In order to measure the height, hold the cart up so that the shafts are level (with your typical mini cart, there are exceptions). Measure the from the ground to the bottom of the shafts. This measurement should be the same as the height of the harness tug (loop). Ideally, the shaft should be at the horse's point of shoulder both hortizontally and vertically (this is a rough estimate, you have to take each horse into consideration). Also, it is better that shafts run uphill than downhill as down will put too much pressure on the horse's back.

Hope this helps!

Myrna


----------



## Kira98 (Jan 28, 2010)

Myrna,

thanks ! It makes sense to me and I will pass that on the the lady i told her that I thought it would depend on how long the horses is ;-)

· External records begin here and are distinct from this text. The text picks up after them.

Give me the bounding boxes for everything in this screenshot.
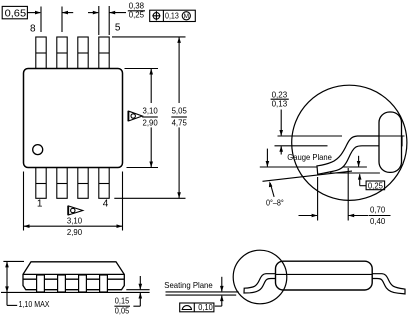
pin 1 index circle bbox=[33, 145, 43, 155]
svg-text:4,75: 4,75 bbox=[172, 117, 187, 127]
dimension 0,38/0,25 extension line pin5 left bbox=[98, 6, 100, 35]
right side view parting line bbox=[276, 273, 373, 275]
dimension 0,15/0,05 fraction bar bbox=[114, 305, 130, 307]
lead thickness extension line top bbox=[278, 135, 343, 137]
svg-text:M: M bbox=[184, 13, 189, 20]
side view body bottom extension line bbox=[126, 289, 149, 291]
top view pin 2 lead bbox=[57, 168, 67, 199]
side view lead 1 bbox=[37, 275, 45, 292]
side view body outline bbox=[23, 262, 124, 290]
top view pin 1 lead bbox=[36, 168, 46, 199]
detail body blob bbox=[379, 112, 402, 172]
top view pin 6 lead bbox=[78, 37, 88, 69]
seating plane tolerance zone double line bbox=[166, 292, 239, 295]
dimension 0,65 right arrow bbox=[62, 11, 73, 15]
dimension 3,10/2,90 vertical: fraction bar bbox=[142, 116, 158, 118]
angle dimension arrows and leader bbox=[266, 149, 275, 197]
right side view right lead bbox=[371, 274, 405, 294]
side view lead 4 bbox=[100, 275, 108, 292]
svg-text:2,90: 2,90 bbox=[67, 227, 82, 237]
dimension 0,15/0,05 arrows bbox=[133, 276, 142, 306]
dimension 3,10/2,90 vertical: down arrow bbox=[149, 127, 153, 167]
svg-text:0,65: 0,65 bbox=[5, 8, 27, 20]
svg-text:0,40: 0,40 bbox=[370, 216, 385, 226]
svg-text:0,10: 0,10 bbox=[198, 302, 213, 312]
right side view left lead bbox=[244, 274, 277, 293]
extension line body bottom right bbox=[127, 167, 159, 169]
svg-text:4: 4 bbox=[103, 198, 109, 209]
flatness feature control frame 0,10 bbox=[180, 303, 214, 312]
dimension 0,25 gauge plane to seating plane bbox=[357, 156, 385, 190]
svg-text:0,25: 0,25 bbox=[129, 10, 145, 20]
note flag beside 3,10/2,90 bbox=[128, 111, 142, 122]
extension line bottom pin tips bbox=[114, 197, 185, 199]
svg-text:Gauge Plane: Gauge Plane bbox=[287, 152, 332, 162]
svg-text:0°–8°: 0°–8° bbox=[266, 198, 284, 208]
svg-text:0,05: 0,05 bbox=[115, 306, 130, 316]
dimension 0,70/0,40 extension lines bbox=[318, 168, 349, 221]
svg-text:1,10 MAX: 1,10 MAX bbox=[19, 299, 50, 309]
sloped foot line 0-8 degrees bbox=[263, 171, 353, 181]
detail lead bent gull-wing bbox=[317, 136, 402, 174]
dimension 5,05/4,75 vertical: down arrow bbox=[177, 127, 181, 198]
svg-text:5: 5 bbox=[115, 23, 121, 34]
dimension 0,23/0,13 arrows bbox=[279, 110, 283, 155]
dimension 0,38/0,25 right arrow bbox=[109, 11, 126, 15]
fraction bar 0,70/0,40 bbox=[369, 215, 391, 217]
svg-text:0,25: 0,25 bbox=[368, 180, 383, 190]
small detail circle bbox=[233, 250, 287, 304]
side view lead 2 bbox=[58, 275, 66, 292]
top view pin 5 lead bbox=[99, 37, 109, 69]
gauge plane line bbox=[260, 166, 367, 168]
dimension 0,65 pitch boxed label bbox=[2, 6, 27, 18]
dimension 1,10 MAX extension line bbox=[3, 260, 24, 262]
svg-text:0,70: 0,70 bbox=[370, 205, 385, 215]
dimension 0,23/0,13 fraction bar bbox=[271, 98, 289, 100]
side view seating plane baseline bbox=[1, 291, 150, 293]
dimension 0,65 extension line at pin 8 center bbox=[40, 7, 42, 33]
top view pin 3 lead bbox=[78, 168, 88, 199]
dimension 0,65 leader arrow bbox=[27, 11, 41, 15]
bottom dimension 3,10/2,90 dimension line with arrows bbox=[24, 224, 123, 228]
detail circle large bbox=[292, 85, 407, 200]
dimension 0,38/0,25 fraction bar bbox=[128, 10, 145, 12]
dimension 0,38/0,25 left arrow bbox=[88, 11, 99, 15]
dimension 5,05/4,75 vertical: fraction bar bbox=[171, 116, 187, 118]
svg-text:3,10: 3,10 bbox=[143, 105, 158, 115]
svg-text:0,13: 0,13 bbox=[272, 99, 288, 109]
lead top line across body bbox=[379, 135, 405, 137]
lead thickness extension line bottom bbox=[275, 145, 328, 147]
side view lead 3 bbox=[79, 275, 87, 292]
svg-text:0,13: 0,13 bbox=[165, 10, 179, 20]
extension line body top right bbox=[125, 68, 159, 70]
dimension 1,10 MAX dimension line with arrows and leader bbox=[5, 261, 17, 305]
top view pin 8 lead bbox=[36, 37, 46, 69]
right side view body bbox=[276, 261, 373, 290]
note flag above bottom dimension bbox=[68, 206, 83, 216]
dimension 0,70/0,40 arrows bbox=[299, 214, 369, 218]
detail seating plane line bbox=[330, 172, 380, 174]
seating plane arrows bbox=[215, 277, 224, 306]
top view pin 4 lead bbox=[99, 168, 109, 199]
dimension 5,05/4,75 vertical: up arrow bbox=[177, 37, 181, 103]
svg-text:5,05: 5,05 bbox=[172, 105, 187, 115]
top view package body bbox=[24, 69, 123, 168]
top view pin 7 lead bbox=[57, 37, 67, 69]
svg-text:2,90: 2,90 bbox=[143, 117, 158, 127]
svg-text:Seating Plane: Seating Plane bbox=[164, 280, 213, 290]
dimension 0,38/0,25 extension line pin5 right bbox=[108, 6, 110, 35]
bottom dimension 3,10/2,90 extension line right bbox=[122, 172, 124, 231]
svg-text:8: 8 bbox=[30, 23, 36, 34]
dimension 0,65 extension line at pin 7 center bbox=[61, 7, 63, 33]
dimension 3,10/2,90 vertical: up arrow bbox=[149, 69, 153, 104]
feature control frame: position tolerance 0,13 M bbox=[150, 10, 196, 21]
svg-text:3,10: 3,10 bbox=[67, 216, 82, 226]
svg-text:0,15: 0,15 bbox=[115, 295, 130, 305]
extension line top pin tips bbox=[112, 36, 186, 38]
svg-text:1: 1 bbox=[37, 198, 43, 209]
bottom dimension 3,10/2,90 extension line left bbox=[23, 172, 25, 231]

my boy isnt to terrible long but i did have my old black gelding with his cart that was way to short ! shafts for like a 28inch he was a 33 lol

thanks so much I will have that lady measure her pony and add at least 8inches to the length and I will do the same so that I can find a nice ee cart

I want one with the oak shafts and floor ! sooo pretty and i think i could show in it at some of the local open shows ;-)

thanks again

Erika



RhineStone said:


> The most accurate way to determine what length of shafts you need is to measure the horse. Case in point, I have a 31" mare who takes the same 44" shafts as my mom's 34" gelding. I had a 34" mare who was much longer than the 34" gelding and wouldn't fit in 44" shaft cart. My 37" gelding takes 50" shafts.
> Measure the horse from the point of the shoulder to the point of the buttock. The rule of thumb for large horses is 12" more than the measurement of the horse. It depends on the depth of the basket of the cart as to whether you would use the same 12" or less room behind the horse. You DON'T want the horse to hit it's heels on the basket of the cart, which could frighten him and cause a wreck. I have carts that have 8" behind the horse. I like my horses closer to me than farther away, again watching the length of stride of the animal in relation to the placement of the basket.
> 
> In order to measure the height, hold the cart up so that the shafts are level (with your typical mini cart, there are exceptions). Measure the from the ground to the bottom of the shafts. This measurement should be the same as the height of the harness tug (loop). Ideally, the shaft should be at the horse's point of shoulder both hortizontally and vertically (this is a rough estimate, you have to take each horse into consideration). Also, it is better that shafts run uphill than downhill as down will put too much pressure on the horse's back.
> ...


----------